In the study, published in the Archives of Internal Medicine, 146 obese or overweight adults were randomly divided into two groups. Many of the participants also had chronic health problems, such as high blood pressure or diabetes.
The first group was advised to follow a low-carbohydrate, ketogenic diet consisting of less than 20 grams of carbohydrates per day, and the second group received the weight loss drug orlistat three times a day, plus counseling in following a low-fat diet (less than 30% of daily calories from fat) at group meetings over 48 weeks.
The results showed weight loss was similar in the two groups. The low-carb diet group lost an average of 9.5% of their body weight and the orlistat group lost an average of 8.5%. Both weight loss methods were also not significantly different at improving cholesterol and glucose levels.
But when researchers looked at changes in blood pressure, they found nearly half of those who followed the low-carbohydrate group had their blood pressure medication decreased or discontinued during the study, compared to only 21% of those in the orlistat group.
Plenty of doctors who prescribe low-carb diets have said the same thing: many of their patients end up ditching the blood-pressure medication. In fact, if the patients combine a low-carb diet with the medication, they can actually become dizzy from low blood pressure.
A study published waaaay back in 1985 suggests why a low-carb diet can lower blood pressure:
Both systolic and diastolic blood pressure were found to be significantly related to fasting serum insulin level even when age, weight, and serum glucose level were controlled. The relation between serum insulin and blood pressure was more pronounced in those women with a family history of hypertension. These data indicate that insulin may play a major role in the regulation of blood pressure in obesity and that the previously accepted relation of weight to blood pressure may depend on blood levels of insulin.

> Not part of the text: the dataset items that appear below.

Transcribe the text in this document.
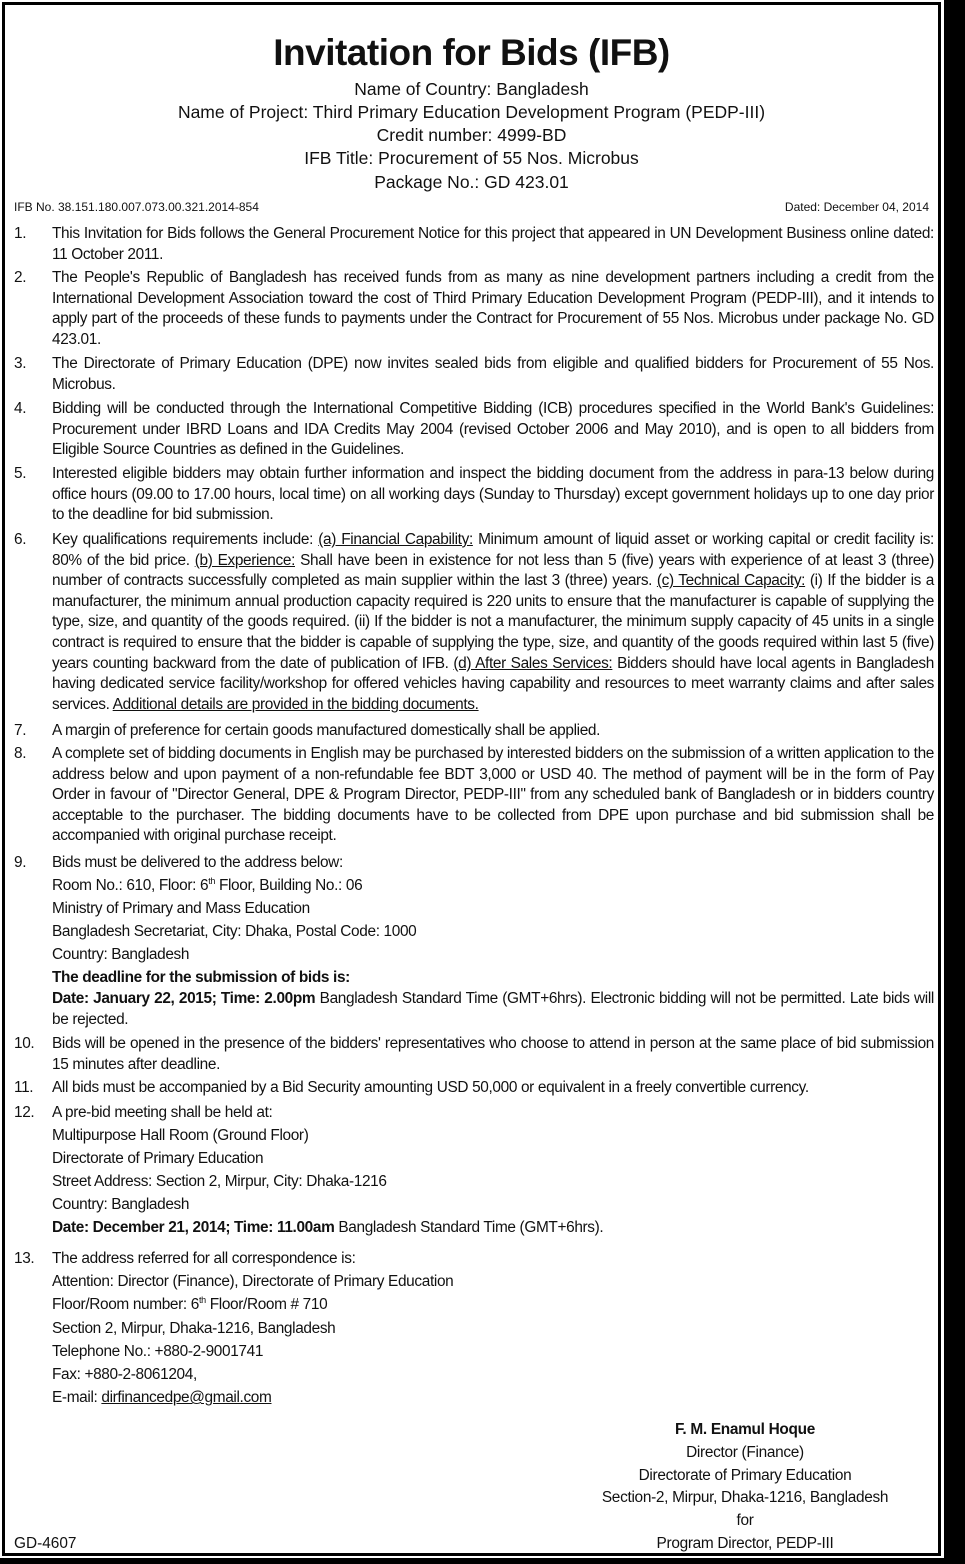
Invitation for Bids (IFB)
Name of Country: Bangladesh
Name of Project: Third Primary Education Development Program (PEDP-III)
Credit number: 4999-BD
IFB Title: Procurement of 55 Nos. Microbus
Package No.: GD 423.01
IFB No. 38.151.180.007.073.00.321.2014-854	Dated: December 04, 2014
1. This Invitation for Bids follows the General Procurement Notice for this project that appeared in UN Development Business online dated: 11 October 2011.
2. The People's Republic of Bangladesh has received funds from as many as nine development partners including a credit from the International Development Association toward the cost of Third Primary Education Development Program (PEDP-III), and it intends to apply part of the proceeds of these funds to payments under the Contract for Procurement of 55 Nos. Microbus under package No. GD 423.01.
3. The Directorate of Primary Education (DPE) now invites sealed bids from eligible and qualified bidders for Procurement of 55 Nos. Microbus.
4. Bidding will be conducted through the International Competitive Bidding (ICB) procedures specified in the World Bank's Guidelines: Procurement under IBRD Loans and IDA Credits May 2004 (revised October 2006 and May 2010), and is open to all bidders from Eligible Source Countries as defined in the Guidelines.
5. Interested eligible bidders may obtain further information and inspect the bidding document from the address in para-13 below during office hours (09.00 to 17.00 hours, local time) on all working days (Sunday to Thursday) except government holidays up to one day prior to the deadline for bid submission.
6. Key qualifications requirements include: (a) Financial Capability: Minimum amount of liquid asset or working capital or credit facility is: 80% of the bid price. (b) Experience: Shall have been in existence for not less than 5 (five) years with experience of at least 3 (three) number of contracts successfully completed as main supplier within the last 3 (three) years. (c) Technical Capacity: (i) If the bidder is a manufacturer, the minimum annual production capacity required is 220 units to ensure that the manufacturer is capable of supplying the type, size, and quantity of the goods required. (ii) If the bidder is not a manufacturer, the minimum supply capacity of 45 units in a single contract is required to ensure that the bidder is capable of supplying the type, size, and quantity of the goods required within last 5 (five) years counting backward from the date of publication of IFB. (d) After Sales Services: Bidders should have local agents in Bangladesh having dedicated service facility/workshop for offered vehicles having capability and resources to meet warranty claims and after sales services. Additional details are provided in the bidding documents.
7. A margin of preference for certain goods manufactured domestically shall be applied.
8. A complete set of bidding documents in English may be purchased by interested bidders on the submission of a written application to the address below and upon payment of a non-refundable fee BDT 3,000 or USD 40. The method of payment will be in the form of Pay Order in favour of "Director General, DPE & Program Director, PEDP-III" from any scheduled bank of Bangladesh or in bidders country acceptable to the purchaser. The bidding documents have to be collected from DPE upon purchase and bid submission shall be accompanied with original purchase receipt.
9. Bids must be delivered to the address below:
Room No.: 610, Floor: 6th Floor, Building No.: 06
Ministry of Primary and Mass Education
Bangladesh Secretariat, City: Dhaka, Postal Code: 1000
Country: Bangladesh
The deadline for the submission of bids is:
Date: January 22, 2015; Time: 2.00pm Bangladesh Standard Time (GMT+6hrs). Electronic bidding will not be permitted. Late bids will be rejected.
10. Bids will be opened in the presence of the bidders' representatives who choose to attend in person at the same place of bid submission 15 minutes after deadline.
11. All bids must be accompanied by a Bid Security amounting USD 50,000 or equivalent in a freely convertible currency.
12. A pre-bid meeting shall be held at:
Multipurpose Hall Room (Ground Floor)
Directorate of Primary Education
Street Address: Section 2, Mirpur, City: Dhaka-1216
Country: Bangladesh
Date: December 21, 2014; Time: 11.00am Bangladesh Standard Time (GMT+6hrs).
13. The address referred for all correspondence is:
Attention: Director (Finance), Directorate of Primary Education
Floor/Room number: 6th Floor/Room # 710
Section 2, Mirpur, Dhaka-1216, Bangladesh
Telephone No.: +880-2-9001741
Fax: +880-2-8061204,
E-mail: dirfinancedpe@gmail.com
F. M. Enamul Hoque
Director (Finance)
Directorate of Primary Education
Section-2, Mirpur, Dhaka-1216, Bangladesh
for
Program Director, PEDP-III
GD-4607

So there you go. High blood pressure, like so many other aspects of metabolic syndrome, is apparently driven by chronically high insulin. It’s the high insulin that needs fixing, not the symptoms it produces.

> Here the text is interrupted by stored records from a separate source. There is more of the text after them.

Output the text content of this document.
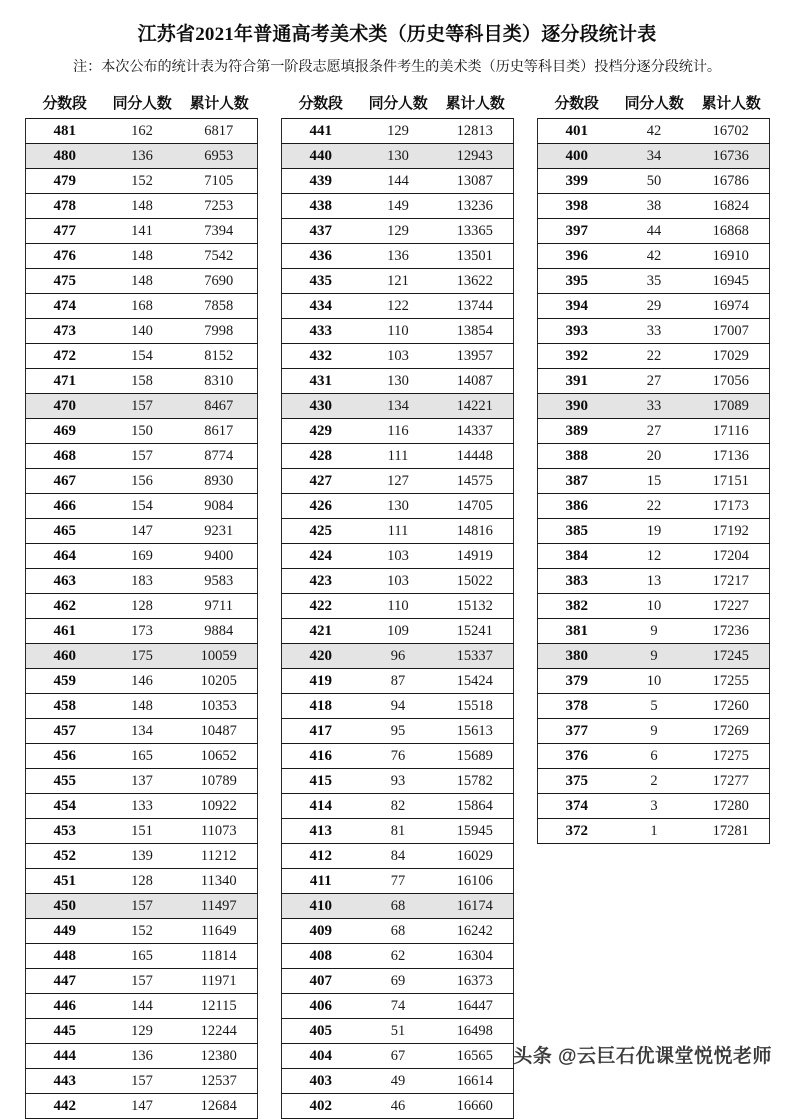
江苏省2021年普通高考美术类（历史等科目类）逐分段统计表
注：本次公布的统计表为符合第一阶段志愿填报条件考生的美术类（历史等科目类）投档分逐分段统计。
分数段	同分人数	累计人数
481	162	6817
480	136	6953
479	152	7105
478	148	7253
477	141	7394
476	148	7542
475	148	7690
474	168	7858
473	140	7998
472	154	8152
471	158	8310
470	157	8467
469	150	8617
468	157	8774
467	156	8930
466	154	9084
465	147	9231
464	169	9400
463	183	9583
462	128	9711
461	173	9884
460	175	10059
459	146	10205
458	148	10353
457	134	10487
456	165	10652
455	137	10789
454	133	10922
453	151	11073
452	139	11212
451	128	11340
450	157	11497
449	152	11649
448	165	11814
447	157	11971
446	144	12115
445	129	12244
444	136	12380
443	157	12537
442	147	12684
分数段	同分人数	累计人数
441	129	12813
440	130	12943
439	144	13087
438	149	13236
437	129	13365
436	136	13501
435	121	13622
434	122	13744
433	110	13854
432	103	13957
431	130	14087
430	134	14221
429	116	14337
428	111	14448
427	127	14575
426	130	14705
425	111	14816
424	103	14919
423	103	15022
422	110	15132
421	109	15241
420	96	15337
419	87	15424
418	94	15518
417	95	15613
416	76	15689
415	93	15782
414	82	15864
413	81	15945
412	84	16029
411	77	16106
410	68	16174
409	68	16242
408	62	16304
407	69	16373
406	74	16447
405	51	16498
404	67	16565
403	49	16614
402	46	16660
分数段	同分人数	累计人数
401	42	16702
400	34	16736
399	50	16786
398	38	16824
397	44	16868
396	42	16910
395	35	16945
394	29	16974
393	33	17007
392	22	17029
391	27	17056
390	33	17089
389	27	17116
388	20	17136
387	15	17151
386	22	17173
385	19	17192
384	12	17204
383	13	17217
382	10	17227
381	9	17236
380	9	17245
379	10	17255
378	5	17260
377	9	17269
376	6	17275
375	2	17277
374	3	17280
372	1	17281
头条 @云巨石优课堂悦悦老师
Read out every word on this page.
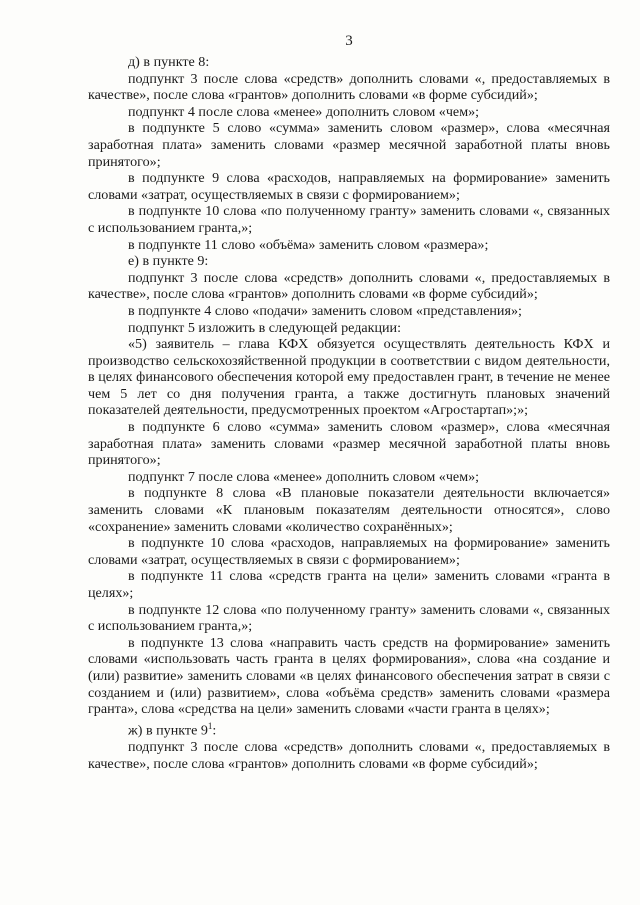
3

д) в пункте 8:

подпункт 3 после слова «средств» дополнить словами «, предоставляемых в качестве», после слова «грантов» дополнить словами «в форме субсидий»;

подпункт 4 после слова «менее» дополнить словом «чем»;

в подпункте 5 слово «сумма» заменить словом «размер», слова «месячная заработная плата» заменить словами «размер месячной заработной платы вновь принятого»;

в подпункте 9 слова «расходов, направляемых на формирование» заменить словами «затрат, осуществляемых в связи с формированием»;

в подпункте 10 слова «по полученному гранту» заменить словами «, связанных с использованием гранта,»;

в подпункте 11 слово «объёма» заменить словом «размера»;

е) в пункте 9:

подпункт 3 после слова «средств» дополнить словами «, предоставляемых в качестве», после слова «грантов» дополнить словами «в форме субсидий»;

в подпункте 4 слово «подачи» заменить словом «представления»;

подпункт 5 изложить в следующей редакции:

«5) заявитель – глава КФХ обязуется осуществлять деятельность КФХ и производство сельскохозяйственной продукции в соответствии с видом деятельности, в целях финансового обеспечения которой ему предоставлен грант, в течение не менее чем 5 лет со дня получения гранта, а также достигнуть плановых значений показателей деятельности, предусмотренных проектом «Агростартап»;»;

в подпункте 6 слово «сумма» заменить словом «размер», слова «месячная заработная плата» заменить словами «размер месячной заработной платы вновь принятого»;

подпункт 7 после слова «менее» дополнить словом «чем»;

в подпункте 8 слова «В плановые показатели деятельности включается» заменить словами «К плановым показателям деятельности относятся», слово «сохранение» заменить словами «количество сохранённых»;

в подпункте 10 слова «расходов, направляемых на формирование» заменить словами «затрат, осуществляемых в связи с формированием»;

в подпункте 11 слова «средств гранта на цели» заменить словами «гранта в целях»;

в подпункте 12 слова «по полученному гранту» заменить словами «, связанных с использованием гранта,»;

в подпункте 13 слова «направить часть средств на формирование» заменить словами «использовать часть гранта в целях формирования», слова «на создание и (или) развитие» заменить словами «в целях финансового обеспечения затрат в связи с созданием и (или) развитием», слова «объёма средств» заменить словами «размера гранта», слова «средства на цели» заменить словами «части гранта в целях»;

ж) в пункте $9^1$:

подпункт 3 после слова «средств» дополнить словами «, предоставляемых в качестве», после слова «грантов» дополнить словами «в форме субсидий»;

The Whitaker Wellness article provides some practical advice as well:
We would all be better served by shifting the focus to safe, natural, proven therapies that not only lower blood pressure but, unlike antihypertensive drugs, also improve multiple aspects of health.
Regular aerobic and resistance exercise, which reduces systolic blood pressure as effectively as many medications, rejuvenates every system in your body. Losing as little as 10 pounds or 5 percent of your total weight provides significant all-around benefits. Relaxation techniques, meditation, yoga, acupuncture, and neurofeedback reduce stress’s adverse effects on blood pressure, health, and quality of life.

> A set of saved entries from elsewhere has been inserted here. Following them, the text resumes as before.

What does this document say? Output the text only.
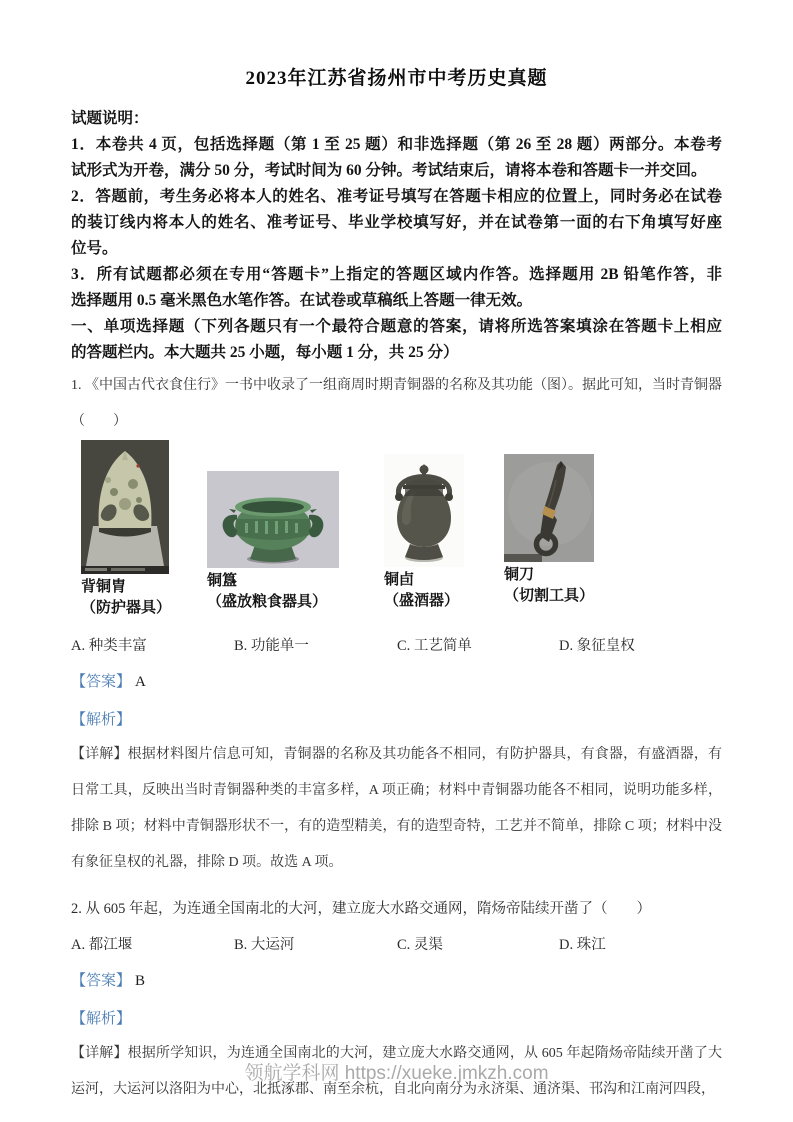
2023年江苏省扬州市中考历史真题

试题说明：

1．本卷共 4 页，包括选择题（第 1 至 25 题）和非选择题（第 26 至 28 题）两部分。本卷考
试形式为开卷，满分 50 分，考试时间为 60 分钟。考试结束后，请将本卷和答题卡一并交回。
2．答题前，考生务必将本人的姓名、准考证号填写在答题卡相应的位置上，同时务必在试卷
的装订线内将本人的姓名、准考证号、毕业学校填写好，并在试卷第一面的右下角填写好座
位号。
3．所有试题都必须在专用“答题卡”上指定的答题区域内作答。选择题用 2B 铅笔作答，非
选择题用 0.5 毫米黑色水笔作答。在试卷或草稿纸上答题一律无效。
一、单项选择题（下列各题只有一个最符合题意的答案，请将所选答案填涂在答题卡上相应
的答题栏内。本大题共 25 小题，每小题 1 分，共 25 分）
1. 《中国古代衣食住行》一书中收录了一组商周时期青铜器的名称及其功能（图）。据此可知，当时青铜器
（　　）
背铜胄
（防护器具）
铜簋
（盛放粮食器具）
铜卣
（盛酒器）
铜刀
（切割工具）
A. 种类丰富	B. 功能单一	C. 工艺简单	D. 象征皇权
【答案】 A
【解析】
【详解】根据材料图片信息可知，青铜器的名称及其功能各不相同，有防护器具，有食器，有盛酒器，有
日常工具，反映出当时青铜器种类的丰富多样，A 项正确；材料中青铜器功能各不相同，说明功能多样，
排除 B 项；材料中青铜器形状不一，有的造型精美，有的造型奇特，工艺并不简单，排除 C 项；材料中没
有象征皇权的礼器，排除 D 项。故选 A 项。
2. 从 605 年起，为连通全国南北的大河，建立庞大水路交通网，隋炀帝陆续开凿了（　　）
A. 都江堰	B. 大运河	C. 灵渠	D. 珠江
【答案】 B
【解析】
【详解】根据所学知识，为连通全国南北的大河，建立庞大水路交通网，从 605 年起隋炀帝陆续开凿了大
运河，大运河以洛阳为中心，北抵涿郡、南至余杭，自北向南分为永济渠、通济渠、邗沟和江南河四段，
领航学科网 https://xueke.jmkzh.com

Cutting out high-glycemic sugars and starches lowers blood sugar, lipids, insulin resistance, and other aspects of metabolic syndrome as well as helping to lower blood pressure. Beets, leafy greens, and other nitrate-rich foods boost synthesis of nitric oxide (NO), which dilates and protects the arteries.
Magnesium has powerful effects on blood pressure because it relaxes and reduces pressure on the arteries; that 75-80 percent of Americans fail to get the RDA of magnesium is a likely contributor to our high rates of hypertension. Coenzyme Q10 has positive effects on blood pressure and the entire cardiovascular system.
Cut the refined carbs, eat some leafy greens, get some exercise, and supplement your diet with magnesium and CoQ10. Sounds a lot better than taking medications if you ask me.